A method for predicting biological metabolic pathways based on neural networks, as shown in FIG. 1, comprises the following steps:

s3, identifying the model;

Further, the method for completing the construction of the data set required by the model training in S1 includes: to complete the construction of the data set required for model training, the data set used herein contains 3 E.coli-producing strains, the specific sources of which were mentioned above, in order to verify the model identification performance. To validate the phenotype of the model, the data set will use high, low yielding strains as training data and medium yielding strains for validation. In order to better predict the model, a large number of strains are generated through a dynamic model, and then more remarkable prediction is carried out.

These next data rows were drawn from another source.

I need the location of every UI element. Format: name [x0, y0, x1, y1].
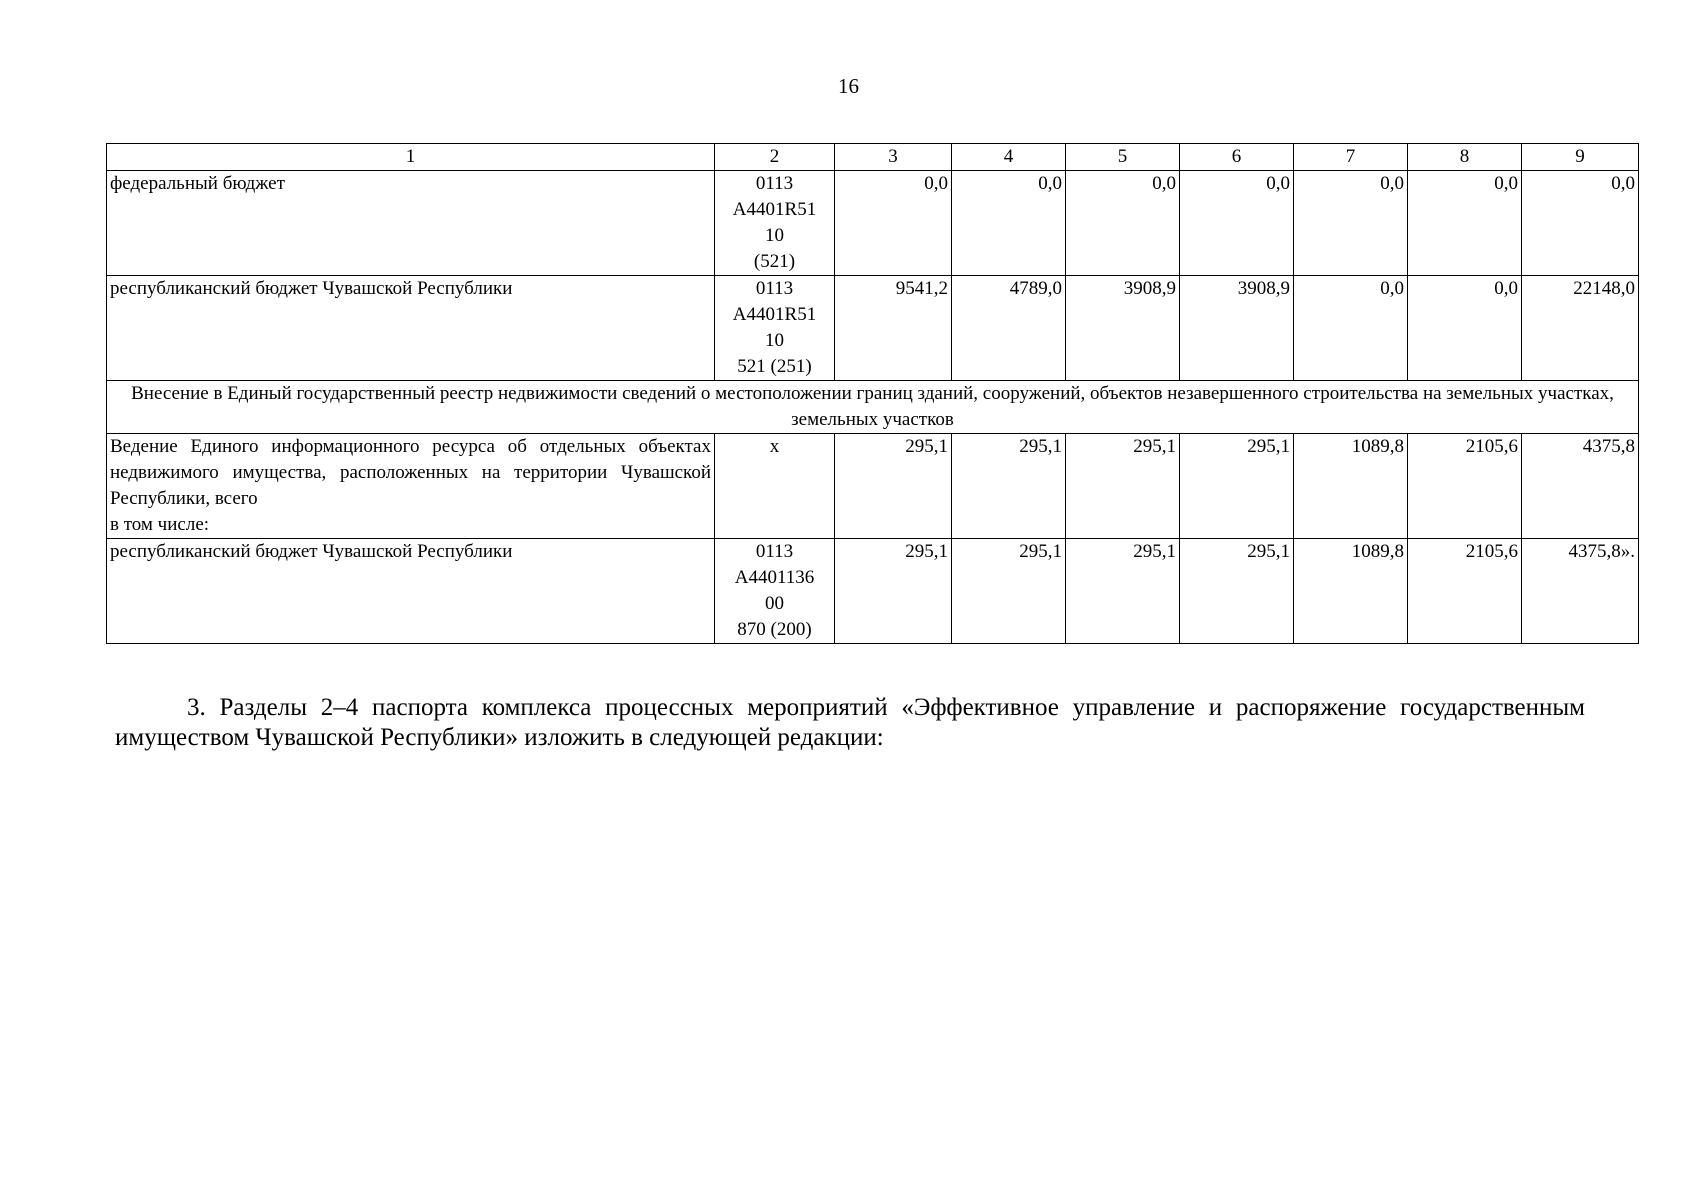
- column-header: 3: [835, 144, 952, 171]
- value-cell: 2105,6: [1408, 434, 1522, 539]
- budget-code-cell: [715, 276, 835, 381]
- value-cell: 0,0: [1066, 171, 1180, 276]
- budget-code-line: 00: [765, 593, 784, 614]
- value-cell: 22148,0: [1522, 276, 1639, 381]
- value-cell: 295,1: [1066, 539, 1180, 644]
- value-cell: 0,0: [1408, 276, 1522, 381]
- section-row: [107, 381, 1639, 434]
- value-cell: 1089,8: [1294, 434, 1408, 539]
- value-cell: 295,1: [1180, 539, 1294, 644]
- value-cell: 295,1: [835, 539, 952, 644]
- budget-code-line: 10: [765, 225, 784, 246]
- column-header: 4: [952, 144, 1066, 171]
- value-cell: 295,1: [1066, 434, 1180, 539]
- value-cell: 295,1: [952, 539, 1066, 644]
- budget-code-line: 0113: [755, 173, 794, 194]
- value-cell: 295,1: [1180, 434, 1294, 539]
- value-cell: 295,1: [835, 434, 952, 539]
- column-header: 8: [1408, 144, 1522, 171]
- table-row: [107, 276, 1639, 381]
- column-header: 6: [1180, 144, 1294, 171]
- row-name: республиканский бюджет Чувашской Республики: [107, 539, 715, 644]
- table-header-row: [107, 144, 1639, 171]
- column-header: 9: [1522, 144, 1639, 171]
- budget-code-line: 521 (251): [737, 356, 812, 377]
- page-number: 16: [838, 74, 859, 98]
- table-row: [107, 171, 1639, 276]
- budget-code-line: А4401R51: [732, 199, 817, 220]
- value-cell: 3908,9: [1066, 276, 1180, 381]
- budget-code-line: 10: [765, 330, 784, 351]
- value-cell: 0,0: [1522, 171, 1639, 276]
- budget-code-line: А4401136: [734, 567, 815, 588]
- section-title: Внесение в Единый государственный реестр недвижимости сведений о местоположении границ зданий, сооружений, объектов незавершенного строительства на земельных участках, земельных участков: [107, 381, 1639, 434]
- budget-code-line: 0113: [755, 541, 794, 562]
- column-header: 1: [107, 144, 715, 171]
- row-name-cell: [107, 434, 715, 539]
- budget-code-cell: [715, 539, 835, 644]
- budget-table: [106, 143, 1639, 644]
- body-paragraph: 3. Разделы 2–4 паспорта комплекса процессных мероприятий «Эффективное управление и распоряжение государственным имуществом Чувашской Республики» изложить в следующей редакции:: [115, 694, 1585, 751]
- budget-code-line: А4401R51: [732, 304, 817, 325]
- value-cell: 295,1: [952, 434, 1066, 539]
- value-cell: 0,0: [1408, 171, 1522, 276]
- value-cell: 0,0: [835, 171, 952, 276]
- budget-code-cell: [715, 434, 835, 539]
- value-cell: 0,0: [1294, 276, 1408, 381]
- budget-code-line: 0113: [755, 278, 794, 299]
- row-name: республиканский бюджет Чувашской Республики: [107, 276, 715, 381]
- value-cell: 4789,0: [952, 276, 1066, 381]
- value-cell: 0,0: [952, 171, 1066, 276]
- row-name: Ведение Единого информационного ресурса об отдельных объектах недвижимого имущества, расположенных на территории Чувашской Республики, всего: [110, 436, 711, 509]
- column-header: 7: [1294, 144, 1408, 171]
- column-header: 2: [715, 144, 835, 171]
- value-cell: 4375,8: [1522, 434, 1639, 539]
- table-row: [107, 434, 1639, 539]
- value-cell: 2105,6: [1408, 539, 1522, 644]
- row-name-note: в том числе:: [110, 514, 210, 535]
- value-cell: 0,0: [1180, 171, 1294, 276]
- budget-code-line: (521): [753, 251, 796, 272]
- column-header: 5: [1066, 144, 1180, 171]
- value-cell: 4375,8».: [1522, 539, 1639, 644]
- budget-code-line: 870 (200): [737, 619, 812, 640]
- value-cell: 0,0: [1294, 171, 1408, 276]
- value-cell: 9541,2: [835, 276, 952, 381]
- value-cell: 3908,9: [1180, 276, 1294, 381]
- table-row: [107, 539, 1639, 644]
- budget-code-line: х: [769, 436, 780, 457]
- row-name: федеральный бюджет: [107, 171, 715, 276]
- value-cell: 1089,8: [1294, 539, 1408, 644]
- budget-code-cell: [715, 171, 835, 276]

Further, the data preprocessing method in S2 includes: comprises the following steps:

s2.1, carrying out 0 mean value normalization on data

s2.2, in order to improve the model prediction degree, the training set is divided into a training set and a verification set, cross verification is adopted, the concentration of each metabolite is also used as a characteristic value, and the concentration time derivative of the metabolite is used as a target value.

Further, the method for identifying the model in S3 is as follows: comprises the following steps:

s3.1, model construction: construction of non-linearities through neural networksFunction(s)

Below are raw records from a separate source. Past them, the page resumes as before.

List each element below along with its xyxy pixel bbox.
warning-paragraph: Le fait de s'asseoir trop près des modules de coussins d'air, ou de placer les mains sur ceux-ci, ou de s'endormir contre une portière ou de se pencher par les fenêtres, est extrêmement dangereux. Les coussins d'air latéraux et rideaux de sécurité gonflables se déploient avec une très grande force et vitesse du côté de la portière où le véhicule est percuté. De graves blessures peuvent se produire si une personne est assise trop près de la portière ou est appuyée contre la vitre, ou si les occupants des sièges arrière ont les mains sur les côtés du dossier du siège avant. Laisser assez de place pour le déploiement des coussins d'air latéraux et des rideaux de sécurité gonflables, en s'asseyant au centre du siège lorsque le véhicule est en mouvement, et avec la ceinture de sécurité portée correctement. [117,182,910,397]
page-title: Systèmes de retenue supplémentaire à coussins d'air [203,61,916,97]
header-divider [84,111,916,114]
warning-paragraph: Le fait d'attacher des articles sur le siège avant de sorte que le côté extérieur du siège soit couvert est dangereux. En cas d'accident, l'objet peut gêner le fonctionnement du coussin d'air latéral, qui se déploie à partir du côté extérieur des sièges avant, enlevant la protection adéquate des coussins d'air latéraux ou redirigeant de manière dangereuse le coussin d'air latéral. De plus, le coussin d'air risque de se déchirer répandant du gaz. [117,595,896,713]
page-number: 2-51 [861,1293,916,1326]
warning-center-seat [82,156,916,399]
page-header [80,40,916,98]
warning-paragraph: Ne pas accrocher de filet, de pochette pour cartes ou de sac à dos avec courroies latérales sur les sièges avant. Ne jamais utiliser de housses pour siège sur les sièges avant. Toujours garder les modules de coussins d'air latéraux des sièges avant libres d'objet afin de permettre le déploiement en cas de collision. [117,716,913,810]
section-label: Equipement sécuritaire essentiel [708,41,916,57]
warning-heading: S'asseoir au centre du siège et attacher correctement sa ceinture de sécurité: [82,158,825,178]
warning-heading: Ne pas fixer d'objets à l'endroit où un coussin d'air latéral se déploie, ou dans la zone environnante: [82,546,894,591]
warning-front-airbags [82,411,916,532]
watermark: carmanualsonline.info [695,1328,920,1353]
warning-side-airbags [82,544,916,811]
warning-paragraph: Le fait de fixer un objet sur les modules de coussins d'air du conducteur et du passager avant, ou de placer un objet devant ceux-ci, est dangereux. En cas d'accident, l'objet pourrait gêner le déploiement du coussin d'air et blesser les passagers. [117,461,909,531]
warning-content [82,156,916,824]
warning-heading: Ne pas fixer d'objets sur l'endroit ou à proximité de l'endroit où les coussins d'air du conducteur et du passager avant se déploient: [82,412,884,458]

generating cross-validation data prevents overfitting of data by solving

Differential equations, predicting biodynamic paths;

RMSE is the root mean square error of the predicted trajectory,

Further, in the model saving in S4, forward and backward propagation is used by gradient descent so that the loss function when the model does not descend any more.

Although only the preferred embodiments of the present invention have been described in detail, the present invention is not limited to the above embodiments, and various changes can be made without departing from the spirit of the present invention within the knowledge of those skilled in the art, and all changes are encompassed in the scope of the present invention.

Claims

1. A method for predicting a biological metabolic pathway based on a neural network is characterized by comprising the following steps: comprises the following steps:

s3, identifying the model;

2. The method for predicting the biological metabolic pathway based on the neural network as claimed in claim 1, wherein: the method for completing construction of the data set required by model training in the step S1 includes: the data set comprises 3 strains for producing escherichia coli, high-yield strains and low-yield strains are used as training data, medium-yield strains are used for verifying the phenotype of the model, a large number of strains are generated through a dynamic model, and then more remarkable prediction is carried out.

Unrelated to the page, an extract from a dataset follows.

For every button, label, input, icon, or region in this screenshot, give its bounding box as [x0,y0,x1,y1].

3. The method for predicting the biological metabolic pathway based on the neural network as claimed in claim 1, wherein: the data preprocessing method in the step S2 includes: comprises the following steps:

s2.1, carrying out 0 mean value normalization on data

4. The method for predicting the biological metabolic pathway based on the neural network as claimed in claim 1, wherein: the method for identifying the model in S3 includes: comprises the following steps:

generating cross-validation data prevents overfitting of data by solving

Differential equations, predicting biodynamic paths;

RMSE is the root mean square error of the predicted trajectory,

5. The method for predicting the biological metabolic pathway based on the neural network as claimed in claim 1, wherein: in the model saving in S4, forward and backward propagation is used by gradient descent so that the loss function of the model does not descend any more.